His concerns are:
- Human forecasters are unreliable because:
- As humans we are prone to attending best to data that confirms our prejudices.
- Sometimes there are incentives to be biassed (people prefer weather forecasters who predict rain when it turns out sunny rather than vice versa so there is a perverse incentive to over-forecast rain)
- As humans we like spotting patterns even in random noise
- Many of use are 'hedgehogs' who specialise in one very big idea (rather than 'foxes' who generalise in lots of ideas) and we seek to tell 'stories' that use data when it adds to the narrative and explains it away when it doesn't
- We're rubbish at estimating probabilities: in particular, we convert small probabilities into impossibilities and large probabilities into certainties
- Most patterns in data are swamped by noise
- Things such as earthquakes and stock markets follow a power law (probably because of feedback effects) which makes statistical forecasting possible but exact prediction impossible: we know the chance of a big earthquake striking LA but we don't know when it will happen
- You can only make a decent living from poker (or the stock market) while there are enough bad players/ investors in the pool whom you can exploit. As they drop out it becomes harder and harder to have an edge.

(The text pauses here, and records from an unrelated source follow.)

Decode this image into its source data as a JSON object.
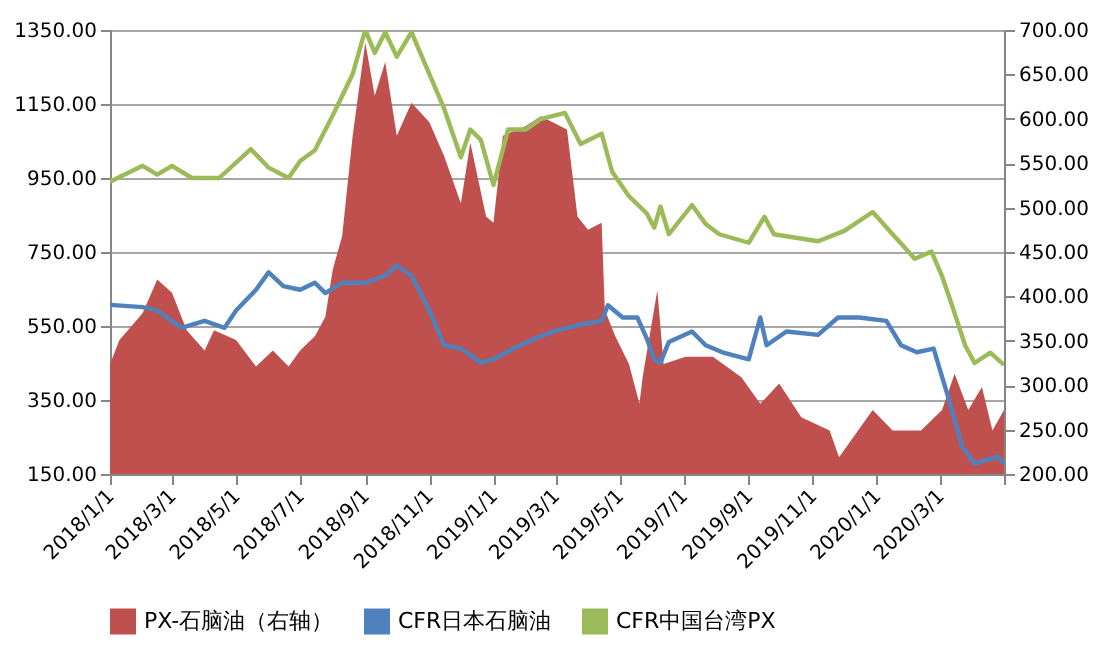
{
  "chart_data": {
    "type": "line",
    "xlim": [
      "2018-01-01",
      "2020-05-01"
    ],
    "xticks": [
      {
        "value": "2018-01-01",
        "label": "2018/1/1"
      },
      {
        "value": "2018-03-01",
        "label": "2018/3/1"
      },
      {
        "value": "2018-05-01",
        "label": "2018/5/1"
      },
      {
        "value": "2018-07-01",
        "label": "2018/7/1"
      },
      {
        "value": "2018-09-01",
        "label": "2018/9/1"
      },
      {
        "value": "2018-11-01",
        "label": "2018/11/1"
      },
      {
        "value": "2019-01-01",
        "label": "2019/1/1"
      },
      {
        "value": "2019-03-01",
        "label": "2019/3/1"
      },
      {
        "value": "2019-05-01",
        "label": "2019/5/1"
      },
      {
        "value": "2019-07-01",
        "label": "2019/7/1"
      },
      {
        "value": "2019-09-01",
        "label": "2019/9/1"
      },
      {
        "value": "2019-11-01",
        "label": "2019/11/1"
      },
      {
        "value": "2020-01-01",
        "label": "2020/1/1"
      },
      {
        "value": "2020-03-01",
        "label": "2020/3/1"
      },
      {
        "value": "2020-05-01",
        "label": null
      }
    ],
    "ylim": [
      150,
      1350
    ],
    "yticks": [
      {
        "value": 150,
        "label": "150.00"
      },
      {
        "value": 350,
        "label": "350.00"
      },
      {
        "value": 550,
        "label": "550.00"
      },
      {
        "value": 750,
        "label": "750.00"
      },
      {
        "value": 950,
        "label": "950.00"
      },
      {
        "value": 1150,
        "label": "1150.00"
      },
      {
        "value": 1350,
        "label": "1350.00"
      }
    ],
    "y2lim": [
      200,
      700
    ],
    "y2ticks": [
      {
        "value": 200,
        "label": "200.00"
      },
      {
        "value": 250,
        "label": "250.00"
      },
      {
        "value": 300,
        "label": "300.00"
      },
      {
        "value": 350,
        "label": "350.00"
      },
      {
        "value": 400,
        "label": "400.00"
      },
      {
        "value": 450,
        "label": "450.00"
      },
      {
        "value": 500,
        "label": "500.00"
      },
      {
        "value": 550,
        "label": "550.00"
      },
      {
        "value": 600,
        "label": "600.00"
      },
      {
        "value": 650,
        "label": "650.00"
      },
      {
        "value": 700,
        "label": "700.00"
      }
    ],
    "grid": "y",
    "legend": "bottom",
    "marker": "none",
    "series": [
      {
        "name": "PX-石脑油（右轴）",
        "type": "area",
        "axis": "y2",
        "color": "#c0504d",
        "x": [
          "2018-01-01",
          "2018-01-10",
          "2018-02-01",
          "2018-02-15",
          "2018-03-01",
          "2018-03-15",
          "2018-04-01",
          "2018-04-10",
          "2018-05-01",
          "2018-05-20",
          "2018-06-05",
          "2018-06-20",
          "2018-07-01",
          "2018-07-15",
          "2018-07-25",
          "2018-08-01",
          "2018-08-10",
          "2018-08-20",
          "2018-09-01",
          "2018-09-10",
          "2018-09-20",
          "2018-10-01",
          "2018-10-15",
          "2018-11-01",
          "2018-11-15",
          "2018-12-01",
          "2018-12-10",
          "2018-12-25",
          "2019-01-01",
          "2019-01-10",
          "2019-02-01",
          "2019-02-15",
          "2019-03-12",
          "2019-03-22",
          "2019-04-01",
          "2019-04-14",
          "2019-04-17",
          "2019-04-27",
          "2019-05-10",
          "2019-05-20",
          "2019-05-23",
          "2019-06-06",
          "2019-06-12",
          "2019-07-03",
          "2019-07-29",
          "2019-08-25",
          "2019-09-12",
          "2019-09-30",
          "2019-10-21",
          "2019-11-17",
          "2019-11-26",
          "2019-12-28",
          "2020-01-16",
          "2020-02-12",
          "2020-03-03",
          "2020-03-15",
          "2020-03-28",
          "2020-04-10",
          "2020-04-20",
          "2020-05-01"
        ],
        "values": [
          324,
          351,
          381,
          419,
          404,
          362,
          339,
          362,
          351,
          321,
          339,
          321,
          339,
          355,
          377,
          430,
          468,
          581,
          686,
          626,
          664,
          581,
          618,
          596,
          558,
          505,
          573,
          490,
          483,
          581,
          592,
          603,
          588,
          490,
          475,
          483,
          385,
          355,
          324,
          279,
          309,
          407,
          324,
          332,
          332,
          309,
          279,
          302,
          264,
          249,
          219,
          272,
          249,
          249,
          272,
          313,
          272,
          298,
          249,
          272
        ]
      },
      {
        "name": "CFR日本石脑油",
        "color": "#4f81bd",
        "x": [
          "2018-01-01",
          "2018-02-01",
          "2018-02-15",
          "2018-03-10",
          "2018-04-01",
          "2018-04-20",
          "2018-05-01",
          "2018-05-20",
          "2018-06-01",
          "2018-06-15",
          "2018-07-01",
          "2018-07-15",
          "2018-07-25",
          "2018-08-10",
          "2018-09-01",
          "2018-09-20",
          "2018-10-01",
          "2018-10-15",
          "2018-11-01",
          "2018-11-15",
          "2018-12-01",
          "2018-12-20",
          "2019-01-01",
          "2019-01-20",
          "2019-02-10",
          "2019-02-28",
          "2019-03-25",
          "2019-04-14",
          "2019-04-20",
          "2019-05-04",
          "2019-05-18",
          "2019-05-27",
          "2019-06-03",
          "2019-06-09",
          "2019-06-17",
          "2019-07-09",
          "2019-07-22",
          "2019-08-07",
          "2019-09-01",
          "2019-09-12",
          "2019-09-18",
          "2019-10-07",
          "2019-11-06",
          "2019-11-25",
          "2019-12-15",
          "2020-01-10",
          "2020-01-24",
          "2020-02-08",
          "2020-02-24",
          "2020-03-08",
          "2020-03-22",
          "2020-04-03",
          "2020-04-25",
          "2020-05-01"
        ],
        "values": [
          607,
          601,
          592,
          545,
          564,
          545,
          592,
          648,
          695,
          658,
          648,
          667,
          639,
          667,
          667,
          686,
          714,
          686,
          592,
          498,
          489,
          451,
          460,
          489,
          517,
          536,
          554,
          564,
          606,
          573,
          573,
          516,
          460,
          451,
          507,
          535,
          498,
          479,
          460,
          573,
          498,
          535,
          526,
          573,
          573,
          564,
          498,
          479,
          489,
          366,
          225,
          178,
          197,
          178
        ]
      },
      {
        "name": "CFR中国台湾PX",
        "color": "#9bbb59",
        "x": [
          "2018-01-01",
          "2018-02-01",
          "2018-02-15",
          "2018-03-01",
          "2018-03-20",
          "2018-04-15",
          "2018-05-15",
          "2018-06-01",
          "2018-06-20",
          "2018-07-01",
          "2018-07-15",
          "2018-08-01",
          "2018-08-20",
          "2018-09-01",
          "2018-09-10",
          "2018-09-20",
          "2018-10-01",
          "2018-10-15",
          "2018-11-01",
          "2018-11-15",
          "2018-12-01",
          "2018-12-10",
          "2018-12-20",
          "2019-01-01",
          "2019-01-15",
          "2019-02-01",
          "2019-02-15",
          "2019-03-10",
          "2019-03-25",
          "2019-04-14",
          "2019-04-24",
          "2019-05-10",
          "2019-05-27",
          "2019-06-03",
          "2019-06-09",
          "2019-06-17",
          "2019-07-09",
          "2019-07-22",
          "2019-08-04",
          "2019-09-01",
          "2019-09-16",
          "2019-09-25",
          "2019-11-06",
          "2019-12-01",
          "2019-12-28",
          "2020-01-16",
          "2020-02-06",
          "2020-02-22",
          "2020-03-03",
          "2020-03-12",
          "2020-03-25",
          "2020-04-03",
          "2020-04-18",
          "2020-05-01"
        ],
        "values": [
          940,
          983,
          959,
          983,
          950,
          950,
          1028,
          978,
          950,
          996,
          1025,
          1119,
          1231,
          1350,
          1288,
          1344,
          1278,
          1344,
          1231,
          1138,
          1006,
          1081,
          1053,
          931,
          1081,
          1081,
          1109,
          1126,
          1042,
          1070,
          967,
          901,
          854,
          816,
          873,
          798,
          877,
          826,
          798,
          775,
          845,
          798,
          779,
          807,
          858,
          798,
          732,
          751,
          685,
          610,
          498,
          450,
          478,
          445
        ]
      }
    ]
  }
}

- Big data crunching methods ('data-mining') are likely to find patterns because if you have enough variables all wobbling randomly then for some time at least two of them will correlate. So the patterns data-mining finds are quite possibly false positives.
This means that you need to start with a theory before looking at the data.
This means that Bayesian logic is the way to go to detect patterns. First establish your prior probabilistic expectations, then run the experiment or check the data and then refine your probabilities.
This was a good book though it didn't live up to my expectations. It was easy to read but I was a bit bored by the obsession with baseball.